Pre-pregnancy BMI in mothers had an important impact on glucose levels during pregnancy. So I think encouraging women to optimize their food intake and enter pregnancy with the healthy weight possible before pregnancy is a really important part of pregnancy planning in both T1 and T2D.
Should the focus be on pre-pregnancy interventions, or can significant changes be made during pregnancy?
During pregnancy, efforts can be made to limit excessive weight gain during pregnancy. However, it’s too late to reverse the effects of overweight / obese BMI on entering pregnancy.
Was there a particular finding that surprised you?
I was surprised at the effects of mother’s weight on T1D. We already knew maternal glycemia was important, but what I didn’t know was that early pregnancy BMI had such a strong impact on maternal glucose levels during pregnancy and thus on pregnancy outcomes.
At T2D, I expected an impact from maternal obesity, but was surprised at the impact of glucose in mothers – which was far greater than expected.
What are the key takeaways for clinicians?
The good news is that maternal glucose is relatively easy to modify in T2D pregnancy.
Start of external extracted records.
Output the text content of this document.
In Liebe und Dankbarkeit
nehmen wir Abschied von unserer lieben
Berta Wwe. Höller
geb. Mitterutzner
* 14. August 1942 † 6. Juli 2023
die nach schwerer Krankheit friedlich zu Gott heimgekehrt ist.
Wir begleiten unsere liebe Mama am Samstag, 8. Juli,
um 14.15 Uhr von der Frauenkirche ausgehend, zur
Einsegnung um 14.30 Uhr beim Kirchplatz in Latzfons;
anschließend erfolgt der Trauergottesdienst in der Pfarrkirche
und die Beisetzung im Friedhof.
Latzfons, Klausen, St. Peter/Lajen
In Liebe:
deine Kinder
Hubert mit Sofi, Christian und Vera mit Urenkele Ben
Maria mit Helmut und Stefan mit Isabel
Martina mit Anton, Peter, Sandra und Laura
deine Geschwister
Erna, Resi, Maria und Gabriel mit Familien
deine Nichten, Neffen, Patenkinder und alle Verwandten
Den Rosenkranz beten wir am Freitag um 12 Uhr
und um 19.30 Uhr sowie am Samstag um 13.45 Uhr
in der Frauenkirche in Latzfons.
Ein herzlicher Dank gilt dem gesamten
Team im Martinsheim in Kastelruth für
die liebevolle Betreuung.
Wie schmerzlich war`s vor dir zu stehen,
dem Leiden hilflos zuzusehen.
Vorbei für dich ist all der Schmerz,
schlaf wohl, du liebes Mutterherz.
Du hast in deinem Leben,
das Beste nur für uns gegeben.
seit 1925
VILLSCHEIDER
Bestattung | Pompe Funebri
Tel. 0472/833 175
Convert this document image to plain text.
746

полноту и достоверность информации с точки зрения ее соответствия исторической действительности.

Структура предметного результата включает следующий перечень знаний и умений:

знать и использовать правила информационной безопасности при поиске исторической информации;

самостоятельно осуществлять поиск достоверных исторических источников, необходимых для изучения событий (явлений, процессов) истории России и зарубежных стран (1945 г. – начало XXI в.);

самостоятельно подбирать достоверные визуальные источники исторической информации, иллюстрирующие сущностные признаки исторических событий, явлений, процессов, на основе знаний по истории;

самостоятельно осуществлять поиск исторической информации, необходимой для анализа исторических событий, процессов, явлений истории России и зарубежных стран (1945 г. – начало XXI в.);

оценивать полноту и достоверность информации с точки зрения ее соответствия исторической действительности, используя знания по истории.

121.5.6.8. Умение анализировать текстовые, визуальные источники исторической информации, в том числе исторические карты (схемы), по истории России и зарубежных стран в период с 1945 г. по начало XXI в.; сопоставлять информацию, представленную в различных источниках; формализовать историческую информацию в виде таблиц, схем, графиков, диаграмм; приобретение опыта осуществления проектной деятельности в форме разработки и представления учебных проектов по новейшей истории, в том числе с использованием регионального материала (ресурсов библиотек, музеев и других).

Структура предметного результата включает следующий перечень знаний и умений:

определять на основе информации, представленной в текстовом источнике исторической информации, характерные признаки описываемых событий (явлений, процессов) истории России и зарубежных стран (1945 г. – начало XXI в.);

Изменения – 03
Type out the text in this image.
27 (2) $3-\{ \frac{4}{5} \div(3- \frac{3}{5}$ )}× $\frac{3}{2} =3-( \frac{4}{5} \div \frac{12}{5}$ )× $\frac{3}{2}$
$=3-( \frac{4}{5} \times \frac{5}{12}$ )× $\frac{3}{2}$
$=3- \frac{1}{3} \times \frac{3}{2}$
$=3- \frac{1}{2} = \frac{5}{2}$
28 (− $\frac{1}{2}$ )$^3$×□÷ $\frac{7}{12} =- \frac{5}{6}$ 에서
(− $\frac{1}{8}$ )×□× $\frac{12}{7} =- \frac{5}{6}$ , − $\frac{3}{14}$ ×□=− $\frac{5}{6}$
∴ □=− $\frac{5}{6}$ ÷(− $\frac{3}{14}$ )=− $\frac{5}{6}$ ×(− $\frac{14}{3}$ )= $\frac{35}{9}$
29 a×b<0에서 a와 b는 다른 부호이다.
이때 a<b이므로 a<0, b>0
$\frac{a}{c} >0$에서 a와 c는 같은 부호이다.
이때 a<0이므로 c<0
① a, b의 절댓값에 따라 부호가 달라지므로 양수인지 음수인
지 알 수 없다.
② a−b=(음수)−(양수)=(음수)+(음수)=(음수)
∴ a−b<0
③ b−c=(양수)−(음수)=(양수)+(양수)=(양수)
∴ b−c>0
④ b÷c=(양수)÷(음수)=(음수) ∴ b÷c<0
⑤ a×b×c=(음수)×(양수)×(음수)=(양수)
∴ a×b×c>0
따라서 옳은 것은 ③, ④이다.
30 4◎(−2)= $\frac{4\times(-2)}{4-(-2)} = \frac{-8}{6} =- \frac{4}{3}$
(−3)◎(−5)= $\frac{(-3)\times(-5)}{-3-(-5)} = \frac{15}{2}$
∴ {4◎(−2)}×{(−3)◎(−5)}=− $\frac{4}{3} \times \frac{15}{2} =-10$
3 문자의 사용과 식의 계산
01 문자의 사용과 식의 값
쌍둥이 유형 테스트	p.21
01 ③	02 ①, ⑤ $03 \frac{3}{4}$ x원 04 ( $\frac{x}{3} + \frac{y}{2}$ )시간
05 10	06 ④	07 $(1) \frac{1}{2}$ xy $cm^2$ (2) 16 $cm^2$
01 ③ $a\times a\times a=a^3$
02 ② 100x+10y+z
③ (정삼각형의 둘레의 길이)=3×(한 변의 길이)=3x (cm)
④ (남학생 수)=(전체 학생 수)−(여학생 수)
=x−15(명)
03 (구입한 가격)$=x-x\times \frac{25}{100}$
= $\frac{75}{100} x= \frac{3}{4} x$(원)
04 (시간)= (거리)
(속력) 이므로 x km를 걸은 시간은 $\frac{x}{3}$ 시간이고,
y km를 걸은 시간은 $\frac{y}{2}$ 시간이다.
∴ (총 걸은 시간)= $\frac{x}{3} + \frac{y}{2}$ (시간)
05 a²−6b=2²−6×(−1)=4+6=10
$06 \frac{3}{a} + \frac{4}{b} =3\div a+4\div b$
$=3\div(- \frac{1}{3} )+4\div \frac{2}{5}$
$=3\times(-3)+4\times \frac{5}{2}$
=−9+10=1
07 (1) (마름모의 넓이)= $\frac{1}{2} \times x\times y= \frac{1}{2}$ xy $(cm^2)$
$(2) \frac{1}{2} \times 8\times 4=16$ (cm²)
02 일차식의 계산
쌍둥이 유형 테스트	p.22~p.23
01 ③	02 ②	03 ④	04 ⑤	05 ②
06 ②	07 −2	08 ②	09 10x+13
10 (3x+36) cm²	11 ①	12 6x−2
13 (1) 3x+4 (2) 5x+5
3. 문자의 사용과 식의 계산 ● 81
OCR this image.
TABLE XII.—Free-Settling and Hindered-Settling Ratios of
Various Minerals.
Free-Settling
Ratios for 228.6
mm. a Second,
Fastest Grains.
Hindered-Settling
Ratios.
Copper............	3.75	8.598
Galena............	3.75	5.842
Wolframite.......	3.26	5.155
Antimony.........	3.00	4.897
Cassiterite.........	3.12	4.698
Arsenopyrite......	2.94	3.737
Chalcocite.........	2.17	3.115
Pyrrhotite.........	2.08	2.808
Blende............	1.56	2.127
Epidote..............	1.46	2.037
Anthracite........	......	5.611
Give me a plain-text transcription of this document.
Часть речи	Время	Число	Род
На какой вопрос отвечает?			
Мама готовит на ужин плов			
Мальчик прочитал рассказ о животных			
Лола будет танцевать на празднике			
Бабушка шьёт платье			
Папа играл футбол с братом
So, for me, the takeaway news should focus a little more on the pre-pregnancy weight of the mother in T1D and the maternal glucose level during pregnancy in the T2D pregnancy.
The other key message is that changes are needed in all clinics to intensify glycemic management. In T1D this means the introduction of [continuous glucose management] For all pregnant women in all maternity hospitals and for T2D, we must seriously consider programs for diabetes prevention and pre-pregnancy weight management.